2. As with the OCC's support of the FinTech charter, we suspect this proposal will be challenged in court by a state regulator (potentially, the New York Department of Financial Services). If so, the proposal will have limited impact until such litigation is resolved.8

3. The proposal does not address whether the "valid when made" doctrine also applies to loan fees that may be permissible under federal law, but not state law.

4. The proposal does not address, and expressly disclaims addressing, the "true lender" doctrine. This doctrine goes to the question of which entity "originates" a loan. While a plaintiff in theory might agree with the OCC's application of the "valid when made" doctrine, a plaintiff could still challenge the payment of interest on state usury grounds by arguing that a third party, rather than a national bank, "originated" a loan. This would imply that the national bank usury rules do not apply to such loans.

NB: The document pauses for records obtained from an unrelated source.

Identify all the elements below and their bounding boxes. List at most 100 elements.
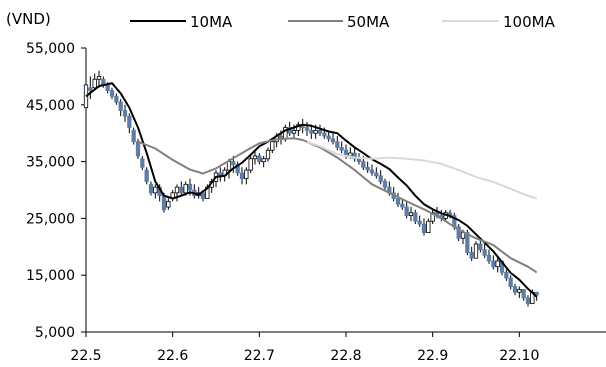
candle bbox=[118, 99, 123, 117]
candle bbox=[309, 124, 314, 139]
candle bbox=[378, 170, 383, 185]
legend-label-10ma: 10MA bbox=[190, 13, 233, 31]
candle-body-up bbox=[96, 76, 102, 80]
candle-body-down bbox=[352, 152, 357, 160]
candle bbox=[192, 184, 197, 199]
candle-body-down bbox=[109, 90, 115, 97]
candle-body-down bbox=[127, 115, 132, 128]
candle-body-down bbox=[365, 166, 370, 171]
x-tick-label: 22.6 bbox=[157, 348, 188, 364]
candle-body-up bbox=[517, 288, 522, 293]
candle bbox=[365, 161, 370, 173]
candle-body-down bbox=[105, 84, 110, 91]
candle-body-down bbox=[521, 288, 526, 299]
candle-body-down bbox=[417, 220, 422, 225]
candle-body-up bbox=[252, 155, 258, 160]
candle bbox=[248, 155, 253, 173]
candle bbox=[170, 190, 175, 202]
candle-body-down bbox=[512, 286, 518, 293]
candle-body-down bbox=[148, 183, 154, 194]
candle-body-up bbox=[174, 186, 180, 194]
legend-label-50ma: 50MA bbox=[347, 13, 390, 31]
candle bbox=[244, 167, 249, 185]
candle bbox=[252, 150, 258, 165]
candle bbox=[166, 198, 171, 210]
candle-body-down bbox=[395, 198, 401, 205]
moving-average-lines bbox=[85, 82, 538, 298]
candle-body-up bbox=[426, 220, 431, 234]
candle bbox=[174, 184, 180, 202]
x-tick-label: 22.5 bbox=[70, 348, 101, 364]
candle-body-down bbox=[131, 129, 136, 143]
candle-body-down bbox=[525, 297, 531, 305]
series-line-100ma bbox=[306, 140, 538, 200]
candle-body-down bbox=[421, 223, 427, 234]
candle-body-down bbox=[239, 172, 245, 180]
candle bbox=[261, 155, 266, 168]
candle bbox=[369, 164, 375, 176]
x-tick-label: 22.9 bbox=[417, 348, 448, 364]
candle-body-up bbox=[408, 212, 414, 216]
candle-body-down bbox=[361, 161, 366, 168]
candle-body-down bbox=[339, 146, 344, 151]
candle-body-down bbox=[400, 203, 405, 208]
candle-body-up bbox=[166, 200, 171, 208]
candle bbox=[114, 93, 119, 105]
y-tick-label: 15,000 bbox=[26, 268, 75, 284]
candle-body-up bbox=[261, 158, 266, 162]
candle bbox=[508, 275, 513, 290]
x-ticks: 22.5 22.6 22.7 22.8 22.9 22.10 bbox=[70, 332, 539, 364]
candle-body-up bbox=[153, 186, 158, 194]
candle-body-up bbox=[92, 78, 97, 89]
candle-body-up bbox=[270, 141, 275, 151]
candle-body-down bbox=[404, 206, 409, 216]
candle-body-down bbox=[469, 252, 474, 259]
candlesticks bbox=[83, 70, 539, 307]
y-tick-label: 25,000 bbox=[26, 211, 75, 227]
candle-body-down bbox=[413, 212, 418, 222]
candle bbox=[473, 241, 479, 259]
candle-body-down bbox=[482, 249, 487, 256]
candle-body-down bbox=[465, 232, 470, 253]
candle-body-down bbox=[161, 195, 167, 211]
candle bbox=[92, 73, 97, 91]
candle-body-down bbox=[122, 110, 128, 117]
candle-body-down bbox=[330, 138, 336, 143]
candle-body-down bbox=[534, 291, 539, 296]
candle-body-up bbox=[265, 149, 271, 160]
candle bbox=[482, 243, 487, 259]
candle bbox=[296, 121, 301, 137]
candle-body-up bbox=[248, 158, 253, 171]
candle bbox=[330, 133, 336, 145]
candle bbox=[512, 283, 518, 296]
candle-body-down bbox=[382, 181, 388, 188]
candle-body-down bbox=[456, 226, 461, 239]
candle bbox=[413, 209, 418, 225]
x-tick-label: 22.10 bbox=[499, 348, 539, 364]
candle bbox=[96, 70, 102, 88]
legend-label-100ma: 100MA bbox=[503, 13, 556, 31]
candle bbox=[426, 218, 431, 234]
candle-body-down bbox=[118, 101, 123, 111]
candle-body-down bbox=[257, 155, 262, 162]
y-tick-label: 35,000 bbox=[26, 155, 75, 171]
candle bbox=[421, 218, 427, 236]
candle bbox=[417, 215, 422, 227]
candle-body-down bbox=[356, 158, 362, 162]
x-tick-label: 22.8 bbox=[330, 348, 361, 364]
candle-body-down bbox=[369, 169, 375, 174]
candle-body-down bbox=[231, 161, 236, 165]
candle-body-down bbox=[179, 186, 184, 194]
candle bbox=[148, 181, 154, 196]
candle-body-up bbox=[473, 243, 479, 259]
candle bbox=[525, 295, 531, 307]
candle bbox=[179, 181, 184, 196]
candle bbox=[382, 178, 388, 190]
candle bbox=[486, 249, 492, 264]
candle bbox=[395, 192, 401, 208]
candle-body-down bbox=[135, 141, 141, 157]
candle-body-down bbox=[309, 129, 314, 134]
candle bbox=[122, 104, 128, 122]
candle bbox=[517, 286, 522, 298]
candle-body-down bbox=[304, 127, 310, 131]
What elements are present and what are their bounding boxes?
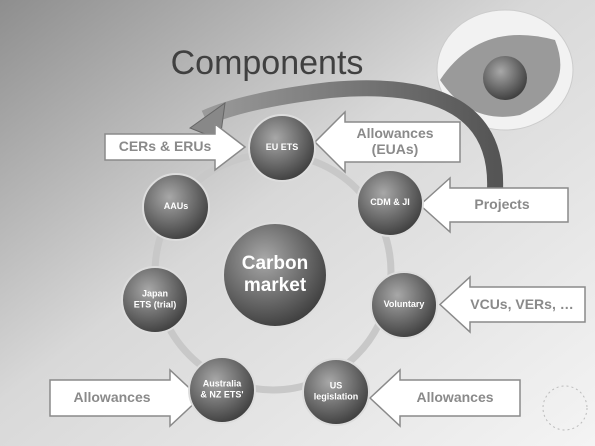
center-node: [222, 222, 328, 328]
block-arrow: [313, 110, 461, 174]
arrow-label: Projects: [474, 196, 529, 212]
node: [302, 358, 370, 426]
node-label-line: Voluntary: [384, 299, 425, 309]
title: Components: [171, 44, 364, 82]
block-arrow: [368, 368, 521, 428]
node-label-line: CDM & JI: [370, 197, 410, 207]
block-arrow: [438, 275, 586, 334]
node-label: Voluntary: [384, 299, 425, 309]
arrow-label: CERs & ERUs: [119, 138, 212, 154]
node-label-line: Australia: [203, 379, 243, 389]
node: [142, 173, 210, 241]
node-label-line: ETS (trial): [134, 300, 177, 310]
center-label-line: market: [244, 275, 307, 296]
node-label: AAUs: [164, 201, 189, 211]
node-label-line: EU ETS: [266, 142, 299, 152]
arrow-label-line: Allowances: [356, 125, 433, 141]
node: [188, 356, 256, 424]
node-label-line: Japan: [142, 289, 168, 299]
arrow-label-line: Projects: [474, 196, 529, 212]
node-label: CDM & JI: [370, 197, 410, 207]
curved-arrow: [201, 80, 504, 191]
arrow-label-line: Allowances: [416, 389, 493, 405]
arrow-label-line: VCUs, VERs, …: [470, 296, 573, 312]
globe-leaf: [436, 9, 574, 131]
center-label-line: Carbon: [242, 253, 309, 274]
arrow-label: Allowances: [416, 389, 493, 405]
node: [248, 114, 316, 182]
node-label-line: AAUs: [164, 201, 189, 211]
arrow-label: VCUs, VERs, …: [470, 296, 573, 312]
node: [121, 266, 189, 334]
arrow-label-line: Allowances: [73, 389, 150, 405]
arrow-label-line: (EUAs): [372, 141, 419, 157]
center-label: Carbon market: [242, 253, 309, 296]
node-label: Australia & NZ ETS': [200, 379, 243, 400]
arrow-label-line: CERs & ERUs: [119, 138, 212, 154]
node-label: Japan ETS (trial): [134, 289, 177, 310]
node: [356, 169, 424, 237]
block-arrow: [418, 176, 569, 234]
logo: [542, 385, 588, 431]
node: [370, 271, 438, 339]
arrow-label: Allowances (EUAs): [356, 125, 433, 157]
block-arrow: [104, 122, 247, 172]
node-label: EU ETS: [266, 142, 299, 152]
arrow-label: Allowances: [73, 389, 150, 405]
block-arrow: [49, 368, 202, 428]
node-label: US legislation: [314, 381, 359, 402]
node-label-line: legislation: [314, 392, 359, 402]
node-label-line: US: [330, 381, 343, 391]
node-label-line: & NZ ETS': [200, 390, 243, 400]
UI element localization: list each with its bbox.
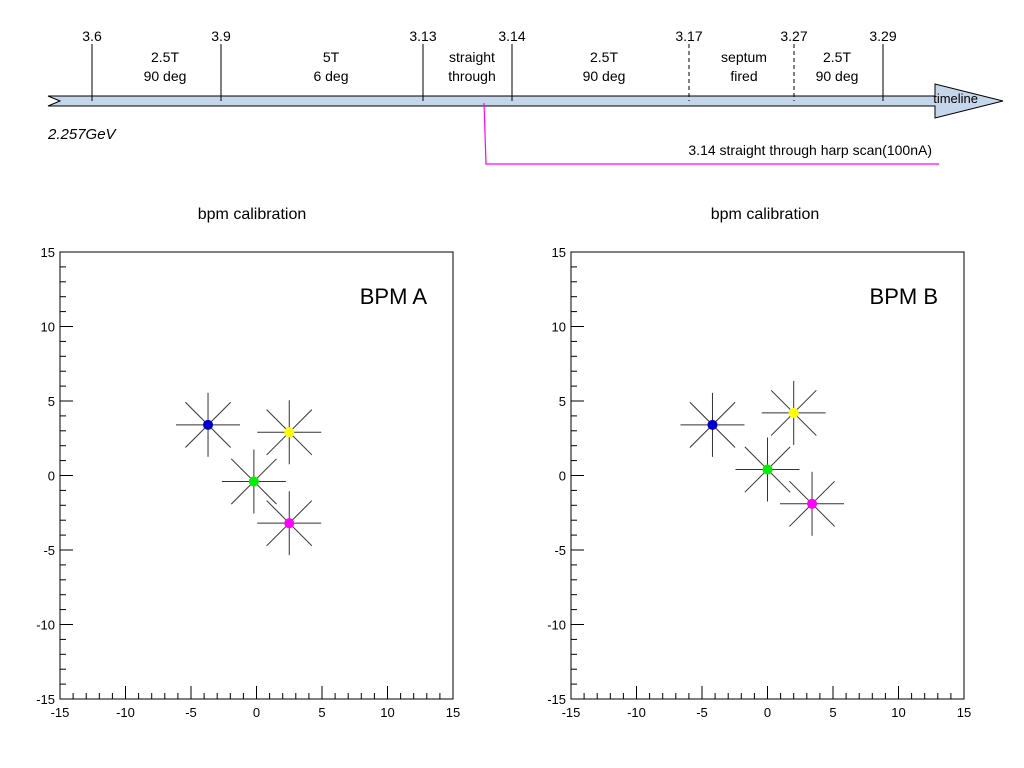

It is interesting that the OCC has declined to address the "true lender" doctrine in this rulemaking. The OCC, as the regulator of national banks, clearly has the authority to settle the legal question of whether a national bank (rather than a third party) makes a loan by defining what is meant by "loaning money." This is a federal law question interpreting a power expressly given by Congress to national banks under 12 U.S.C. 24(Seventh).9

Contrastingly, the OCC's authority to unilaterally address the "valid when made" doctrine is less than clear. Future court cases, like Madden, will have to continue to grapple with the argument that rejecting the "valid when made" doctrine "prevents or significantly interferes with the exercise by the national bank of its powers."10 Given that Madden does not impact the sale of bank loans to other banks,11 it is conceivable that a court could find that Madden does not "prevent or significantly interfere" with a bank's lending authority and reject the adoption of the "valid when made" doctrine. Comment letters in favor of this proposal should carefully focus on demonstrating why rejecting the "valid when made" doctrine prevents or significantly interferes with a bank's lending authority.